Starch Bandage.—The following mode of applying the starch bandage and pasteboard splints may be used in all varieties of fracture; the length of the splints and the number of joints that should be included depend on the bone that is broken.
Some surgeons apply the starch apparatus immediately after the fracture has happened, others wait until partial union is procured and the irritability of the muscles has subsided.
Apparatus.—1. Sheets of bookbinder’s millboard.
2. Rollers suitable for the size of the limb.
3. Cotton wool.
4. A basin of freshly scalded starch.
5. A long strip of plaster, to reach as high as the bandage will extend up the limb.
6. If the fracture be recent, a wooden splint will generally be necessary to keep up extension while the starch is drying.
As a general rule, the joint at the lower end of the fractured bone should always be fixed, and that at the upper end also, if the fracture is near that point.
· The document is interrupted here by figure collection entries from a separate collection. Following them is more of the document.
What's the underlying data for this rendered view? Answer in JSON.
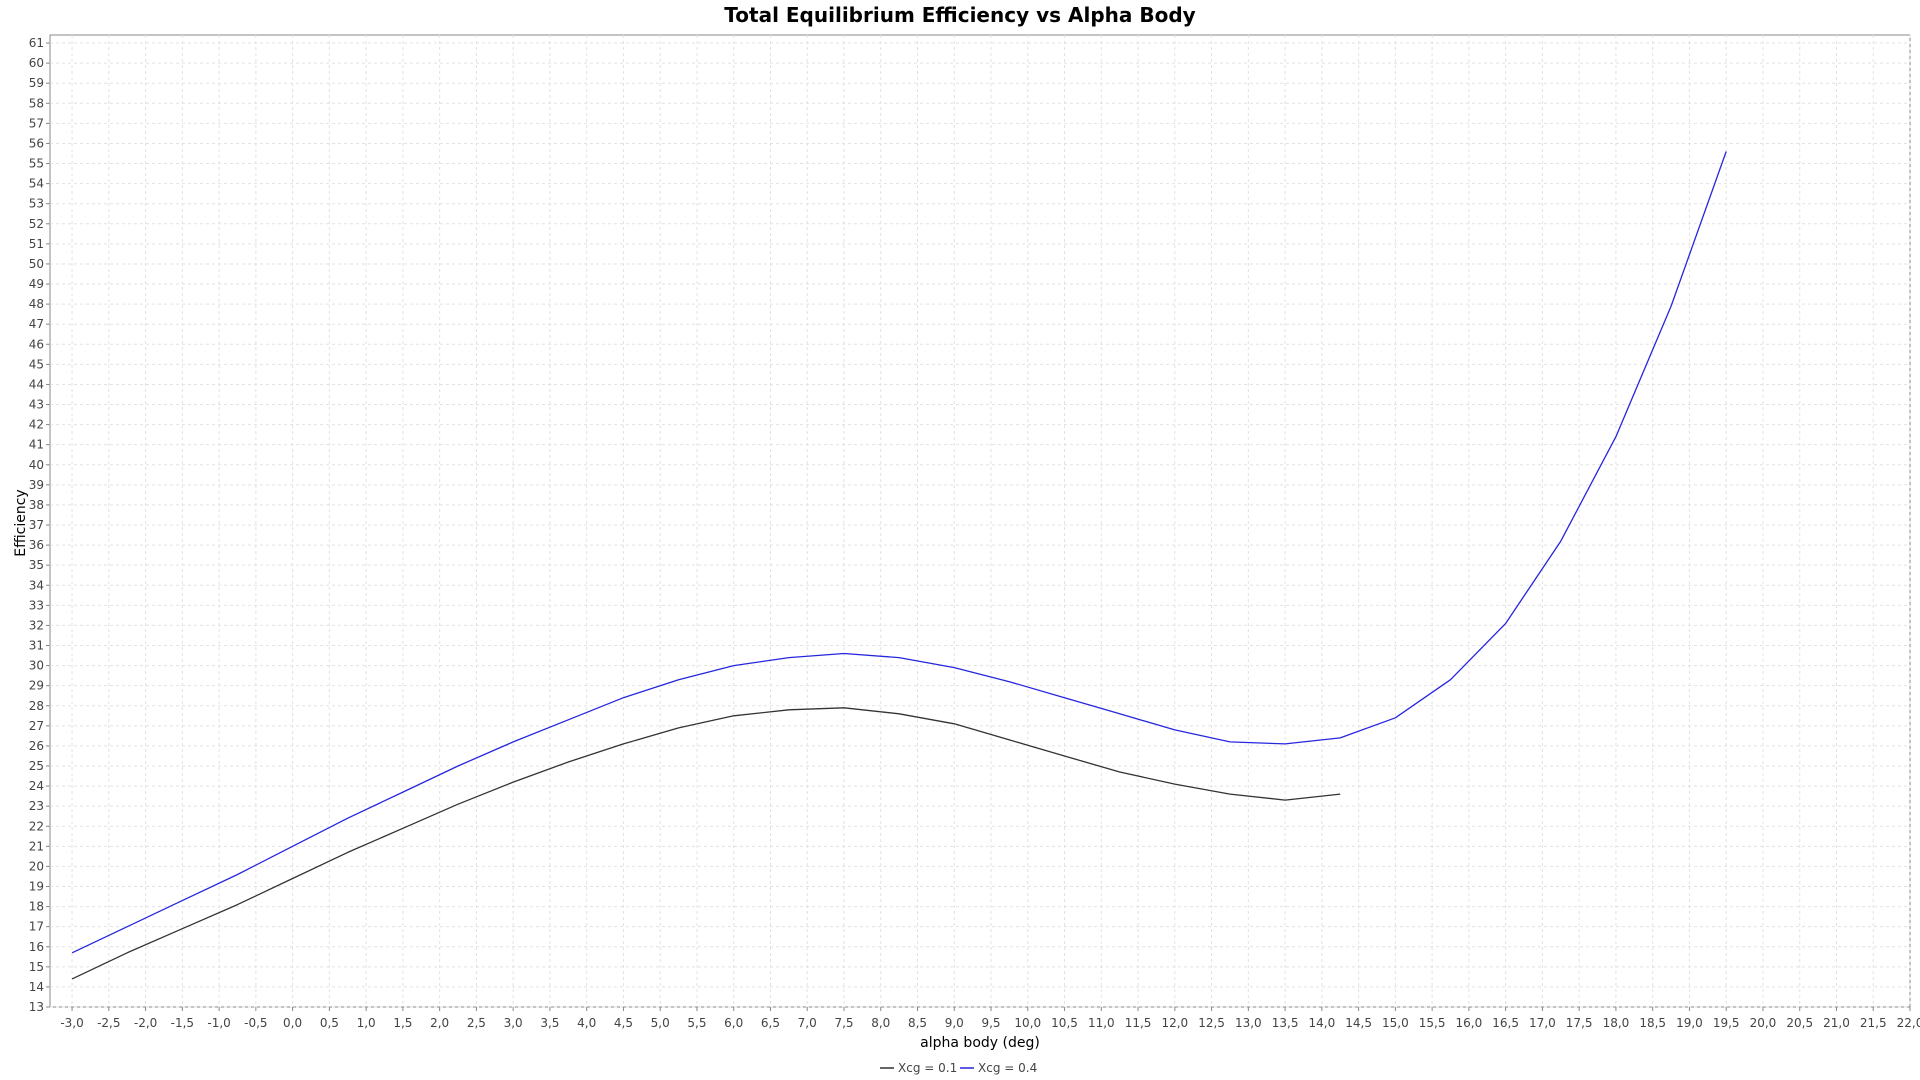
{
  "chart_data": {
    "type": "line",
    "title": "Total Equilibrium Efficiency vs Alpha Body",
    "xlabel": "alpha body (deg)",
    "ylabel": "Efficiency",
    "xlim": [
      -3.3,
      22.0
    ],
    "ylim": [
      13,
      61.4
    ],
    "x_ticks": [
      "-3,0",
      "-2,5",
      "-2,0",
      "-1,5",
      "-1,0",
      "-0,5",
      "0,0",
      "0,5",
      "1,0",
      "1,5",
      "2,0",
      "2,5",
      "3,0",
      "3,5",
      "4,0",
      "4,5",
      "5,0",
      "5,5",
      "6,0",
      "6,5",
      "7,0",
      "7,5",
      "8,0",
      "8,5",
      "9,0",
      "9,5",
      "10,0",
      "10,5",
      "11,0",
      "11,5",
      "12,0",
      "12,5",
      "13,0",
      "13,5",
      "14,0",
      "14,5",
      "15,0",
      "15,5",
      "16,0",
      "16,5",
      "17,0",
      "17,5",
      "18,0",
      "18,5",
      "19,0",
      "19,5",
      "20,0",
      "20,5",
      "21,0",
      "21,5",
      "22,0"
    ],
    "y_ticks": [
      "13",
      "14",
      "15",
      "16",
      "17",
      "18",
      "19",
      "20",
      "21",
      "22",
      "23",
      "24",
      "25",
      "26",
      "27",
      "28",
      "29",
      "30",
      "31",
      "32",
      "33",
      "34",
      "35",
      "36",
      "37",
      "38",
      "39",
      "40",
      "41",
      "42",
      "43",
      "44",
      "45",
      "46",
      "47",
      "48",
      "49",
      "50",
      "51",
      "52",
      "53",
      "54",
      "55",
      "56",
      "57",
      "58",
      "59",
      "60",
      "61"
    ],
    "grid": true,
    "legend_position": "bottom-center",
    "series": [
      {
        "name": "Xcg = 0.1",
        "color": "#333333",
        "x": [
          -3.0,
          -2.25,
          -1.5,
          -0.75,
          0.0,
          0.75,
          1.5,
          2.25,
          3.0,
          3.75,
          4.5,
          5.25,
          6.0,
          6.75,
          7.5,
          8.25,
          9.0,
          9.75,
          10.5,
          11.25,
          12.0,
          12.75,
          13.5,
          14.25
        ],
        "values": [
          14.4,
          15.7,
          16.9,
          18.1,
          19.4,
          20.7,
          21.9,
          23.1,
          24.2,
          25.2,
          26.1,
          26.9,
          27.5,
          27.8,
          27.9,
          27.6,
          27.1,
          26.3,
          25.5,
          24.7,
          24.1,
          23.6,
          23.3,
          23.6
        ]
      },
      {
        "name": "Xcg = 0.4",
        "color": "#2626e0",
        "x": [
          -3.0,
          -2.25,
          -1.5,
          -0.75,
          0.0,
          0.75,
          1.5,
          2.25,
          3.0,
          3.75,
          4.5,
          5.25,
          6.0,
          6.75,
          7.5,
          8.25,
          9.0,
          9.75,
          10.5,
          11.25,
          12.0,
          12.75,
          13.5,
          14.25,
          15.0,
          15.75,
          16.5,
          17.25,
          18.0,
          18.75,
          19.5
        ],
        "values": [
          15.7,
          17.0,
          18.3,
          19.6,
          21.0,
          22.4,
          23.7,
          25.0,
          26.2,
          27.3,
          28.4,
          29.3,
          30.0,
          30.4,
          30.6,
          30.4,
          29.9,
          29.2,
          28.4,
          27.6,
          26.8,
          26.2,
          26.1,
          26.4,
          27.4,
          29.3,
          32.1,
          36.2,
          41.4,
          47.9,
          55.6
        ]
      }
    ]
  }
}
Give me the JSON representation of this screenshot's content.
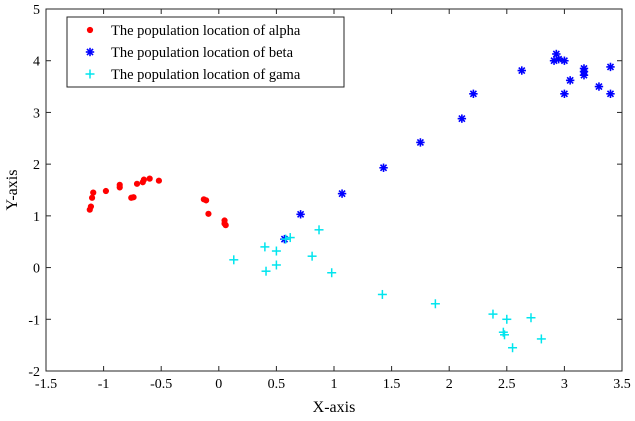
{
  "chart_data": {
    "type": "scatter",
    "title": "",
    "xlabel": "X-axis",
    "ylabel": "Y-axis",
    "xlim": [
      -1.5,
      3.5
    ],
    "ylim": [
      -2,
      5
    ],
    "xticks": [
      -1.5,
      -1,
      -0.5,
      0,
      0.5,
      1,
      1.5,
      2,
      2.5,
      3,
      3.5
    ],
    "yticks": [
      -2,
      -1,
      0,
      1,
      2,
      3,
      4,
      5
    ],
    "grid": false,
    "legend_position": "top-left",
    "series": [
      {
        "name": "The population location of alpha",
        "marker": "dot",
        "color": "#ff0000",
        "points": [
          [
            -1.12,
            1.12
          ],
          [
            -1.11,
            1.18
          ],
          [
            -1.1,
            1.35
          ],
          [
            -1.09,
            1.45
          ],
          [
            -0.98,
            1.48
          ],
          [
            -0.86,
            1.55
          ],
          [
            -0.86,
            1.6
          ],
          [
            -0.76,
            1.35
          ],
          [
            -0.74,
            1.36
          ],
          [
            -0.71,
            1.62
          ],
          [
            -0.66,
            1.65
          ],
          [
            -0.65,
            1.7
          ],
          [
            -0.6,
            1.72
          ],
          [
            -0.52,
            1.68
          ],
          [
            -0.13,
            1.32
          ],
          [
            -0.11,
            1.3
          ],
          [
            -0.09,
            1.04
          ],
          [
            0.05,
            0.91
          ],
          [
            0.05,
            0.85
          ],
          [
            0.06,
            0.82
          ]
        ]
      },
      {
        "name": "The population location of beta",
        "marker": "asterisk",
        "color": "#0000ff",
        "points": [
          [
            0.57,
            0.55
          ],
          [
            0.71,
            1.03
          ],
          [
            1.07,
            1.43
          ],
          [
            1.43,
            1.93
          ],
          [
            1.75,
            2.42
          ],
          [
            2.11,
            2.88
          ],
          [
            2.21,
            3.36
          ],
          [
            2.63,
            3.81
          ],
          [
            2.91,
            4.0
          ],
          [
            2.93,
            4.13
          ],
          [
            2.95,
            4.03
          ],
          [
            3.0,
            4.0
          ],
          [
            3.0,
            3.36
          ],
          [
            3.05,
            3.62
          ],
          [
            3.17,
            3.72
          ],
          [
            3.17,
            3.79
          ],
          [
            3.17,
            3.85
          ],
          [
            3.3,
            3.5
          ],
          [
            3.4,
            3.88
          ],
          [
            3.4,
            3.36
          ]
        ]
      },
      {
        "name": "The population location of gama",
        "marker": "plus",
        "color": "#00e5ee",
        "points": [
          [
            0.13,
            0.15
          ],
          [
            0.4,
            0.4
          ],
          [
            0.41,
            -0.07
          ],
          [
            0.5,
            0.05
          ],
          [
            0.5,
            0.32
          ],
          [
            0.58,
            0.55
          ],
          [
            0.62,
            0.58
          ],
          [
            0.81,
            0.22
          ],
          [
            0.87,
            0.73
          ],
          [
            0.98,
            -0.1
          ],
          [
            1.42,
            -0.52
          ],
          [
            1.88,
            -0.7
          ],
          [
            2.38,
            -0.9
          ],
          [
            2.47,
            -1.25
          ],
          [
            2.48,
            -1.3
          ],
          [
            2.5,
            -1.0
          ],
          [
            2.55,
            -1.55
          ],
          [
            2.71,
            -0.97
          ],
          [
            2.8,
            -1.38
          ]
        ]
      }
    ]
  }
}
For an example of the mode of fitting, let us suppose the femur is broken between the middle and lower thirds as in fig. 56.
Step 1. The limb is first measured for the splints. The length from the top of the sacrum to the heel, from the tuber ischii to the inside of the foot, and from the iliac crest to the outside of the foot, should be taken, and three strips of millboard prepared of corresponding lengths; the posterior one being 3 inches wide above and 2 inches, or, if the limb is small, 1½ inches wide at the heel. The inner and outer strips of similar width must be cut with side pieces for the foot, and these side-pieces stop short of the roots of the toes. For a child’s thigh, the foot need not be included, it suffices for the splints to reach the small of the leg, though to prevent shortening in an adult it is usually necessary to include the whole limb. The splints are readily cut, by first marking on the sheet of millboard, the required width and length of the strips, then bending the sheet over the edge of a table along these lines. The two lateral splints may be first taken from the sheet in one wide strip, after allowing for the foot-piece; the two strips are separated through a diagonal line, so that the broad end of one splint is taken from the other (see fig. 55).